Contents

Tabel
Graph


Tabel:

Number of doubles Orig. Bcast / p=1 New Bcast / p=1 Orig. Bcast / p=2 New Bcast / p=2 Orig. Bcast / p=3 New Bcast / p=3 Orig. Bcast / p=4 New Bcast / p=4
1 0,000004 0,000004 0,000223 0,000262 0,000275 0,000267 0,000459 0,000290
10 0,000004 0,000004 0,000268 0,000268 0,000290 0,000276 0,000457 0,000312
100 0,000004 0,000007 0,000746 0,000741 0,000818 0,000739 0,001220 0,000894
1000 0,000006 0,000037 0,002422 0,002329 0,003103 0,003093 0,005784 0,003748
10000 0,000052 0,000379 0,017470 0,015790 0,029754 0,027422 0,049730 0,040134

Graph:




These are the results of the tests I performed using the original broadcast-function (Orig. Bcast) provided by the MPI-framework and the functions written by myself (New Bcast) using P2P-communication. Each test is performed 100 times before calculating the average result. The number of processes used for each test is denoted in the tabel by p=x, where x is the actual number of procs. As it is not necessary for performance testing, I have not implemented my own functions for ALL datatypes and ALL reduction-functions but only for MPI_DOUBLE and MPI_SUM.

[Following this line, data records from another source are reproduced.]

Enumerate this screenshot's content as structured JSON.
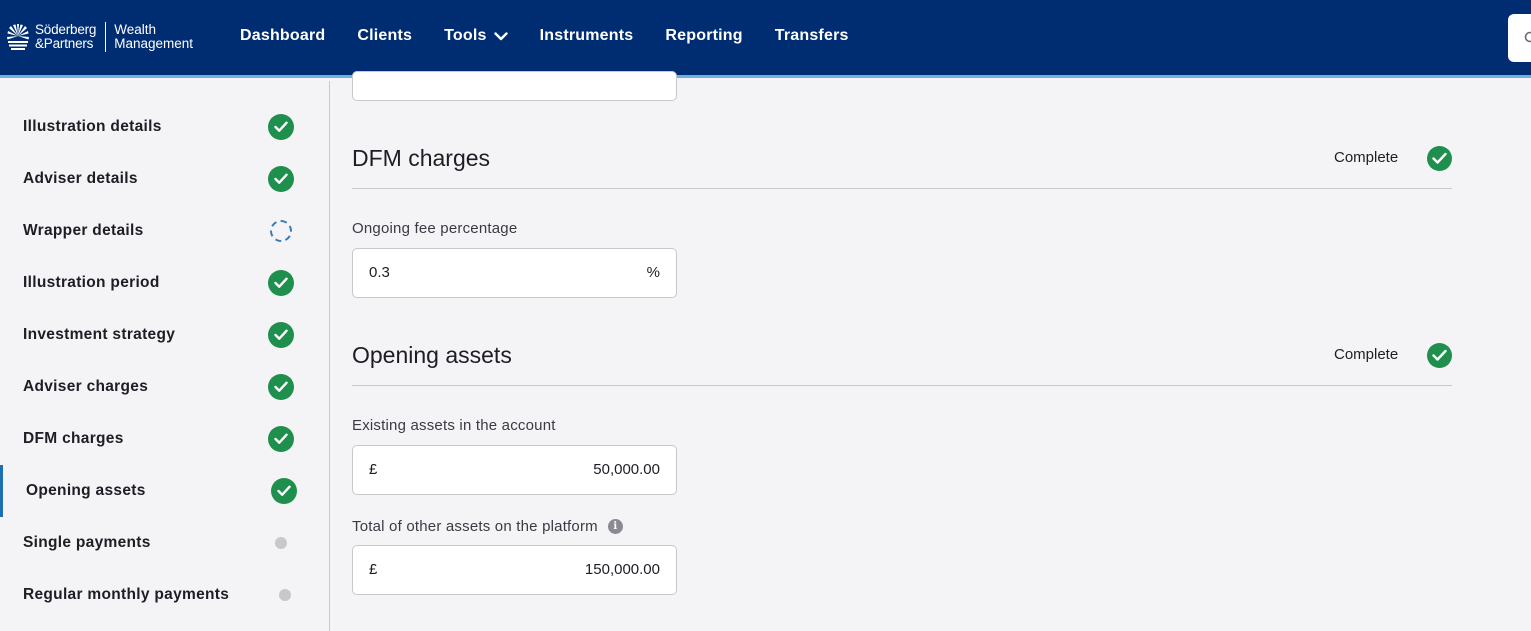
{
  "brand": {
    "name_line1": "Söderberg",
    "name_line2": "&Partners",
    "sub_line1": "Wealth",
    "sub_line2": "Management"
  },
  "nav": {
    "items": [
      {
        "label": "Dashboard"
      },
      {
        "label": "Clients"
      },
      {
        "label": "Tools"
      },
      {
        "label": "Instruments"
      },
      {
        "label": "Reporting"
      },
      {
        "label": "Transfers"
      }
    ]
  },
  "sidebar": {
    "items": [
      {
        "label": "Illustration details",
        "status": "complete"
      },
      {
        "label": "Adviser details",
        "status": "complete"
      },
      {
        "label": "Wrapper details",
        "status": "in-progress"
      },
      {
        "label": "Illustration period",
        "status": "complete"
      },
      {
        "label": "Investment strategy",
        "status": "complete"
      },
      {
        "label": "Adviser charges",
        "status": "complete"
      },
      {
        "label": "DFM charges",
        "status": "complete"
      },
      {
        "label": "Opening assets",
        "status": "complete",
        "active": true
      },
      {
        "label": "Single payments",
        "status": "not-started"
      },
      {
        "label": "Regular monthly payments",
        "status": "not-started"
      }
    ]
  },
  "dfm": {
    "title": "DFM charges",
    "status": "Complete",
    "fee_label": "Ongoing fee percentage",
    "fee_value": "0.3",
    "fee_suffix": "%"
  },
  "opening": {
    "title": "Opening assets",
    "status": "Complete",
    "existing_label": "Existing assets in the account",
    "existing_prefix": "£",
    "existing_value": "50,000.00",
    "other_label": "Total of other assets on the platform",
    "other_prefix": "£",
    "other_value": "150,000.00"
  },
  "colors": {
    "header": "#002d72",
    "complete": "#1f8f4e",
    "active": "#1f6eb3"
  }
}
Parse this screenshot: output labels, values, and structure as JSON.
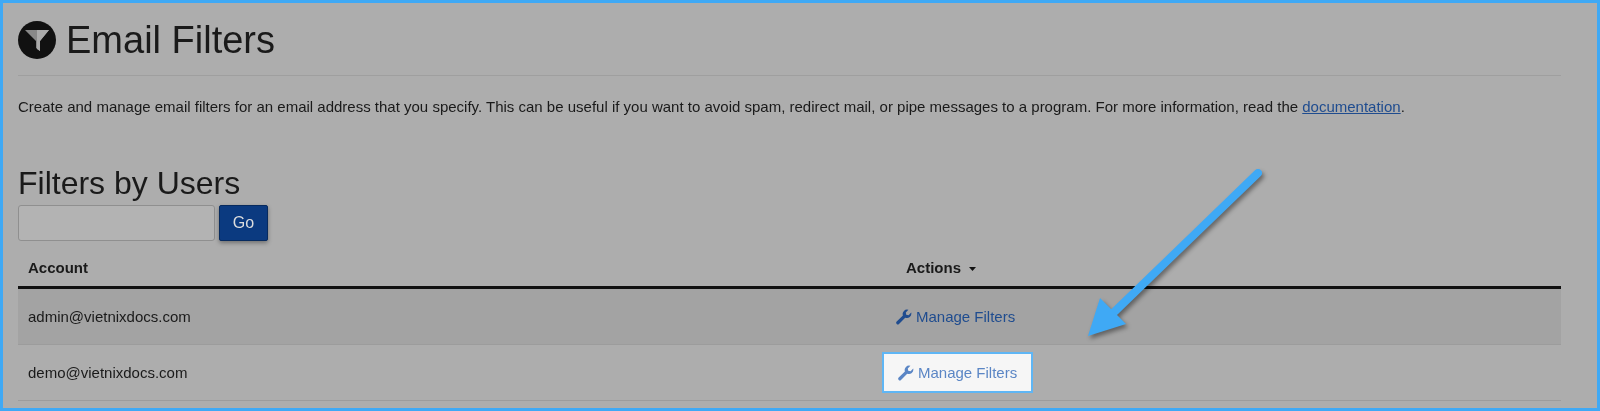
{
  "page": {
    "title": "Email Filters"
  },
  "description": {
    "text": "Create and manage email filters for an email address that you specify. This can be useful if you want to avoid spam, redirect mail, or pipe messages to a program. For more information, read the ",
    "link": "documentation",
    "end": "."
  },
  "section": {
    "title": "Filters by Users"
  },
  "search": {
    "button": "Go"
  },
  "table": {
    "columns": [
      {
        "label": "Account",
        "dropdown": false
      },
      {
        "label": "Actions",
        "dropdown": true
      }
    ],
    "rows": [
      {
        "account": "admin@vietnixdocs.com",
        "action": "Manage Filters",
        "highlighted": false
      },
      {
        "account": "demo@vietnixdocs.com",
        "action": "Manage Filters",
        "highlighted": true
      }
    ]
  }
}
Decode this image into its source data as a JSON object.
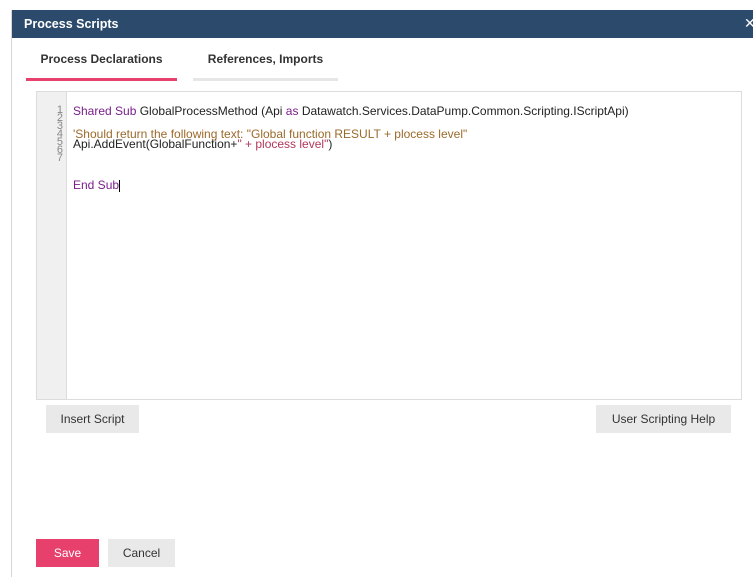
{
  "dialog": {
    "title": "Process Scripts",
    "close_glyph": "✕",
    "close_icon": "close-icon"
  },
  "tabs": [
    {
      "label": "Process Declarations",
      "active": true
    },
    {
      "label": "References, Imports",
      "active": false
    }
  ],
  "editor": {
    "line_numbers": [
      "1",
      "2",
      "3",
      "4",
      "5",
      "6",
      "7"
    ],
    "lines": {
      "l1_kw1": "Shared Sub",
      "l1_text1": " GlobalProcessMethod (Api ",
      "l1_kw2": "as",
      "l1_text2": " Datawatch.Services.DataPump.Common.Scripting.IScriptApi)",
      "l3_comment": "'Should return the following text: \"Global function RESULT + plocess level\"",
      "l4_text": "Api.AddEvent(GlobalFunction+",
      "l4_string": "\" + plocess level\"",
      "l4_close": ")",
      "l7_kw": "End Sub"
    }
  },
  "buttons": {
    "insert_script": "Insert Script",
    "user_scripting_help": "User Scripting Help",
    "save": "Save",
    "cancel": "Cancel"
  },
  "colors": {
    "titlebar": "#2c4a6b",
    "accent": "#e8406c",
    "keyword": "#7a1e8a",
    "comment": "#9b6a2a",
    "string": "#b2365a"
  }
}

The results show that the performance of the original and the self-written functions mostly does not differ much. An interesting point is, that the original functions seem to be a little faster when using few processes whereas my own functions perform better at higher numbers of processes. The cause could be a restriction on BC-traffic on the machines I tested the program on. I used the machines at the university in the late evening. As I am not aware of the algorithms used in the original implementation I cannot denote differences between the original and the new implementation.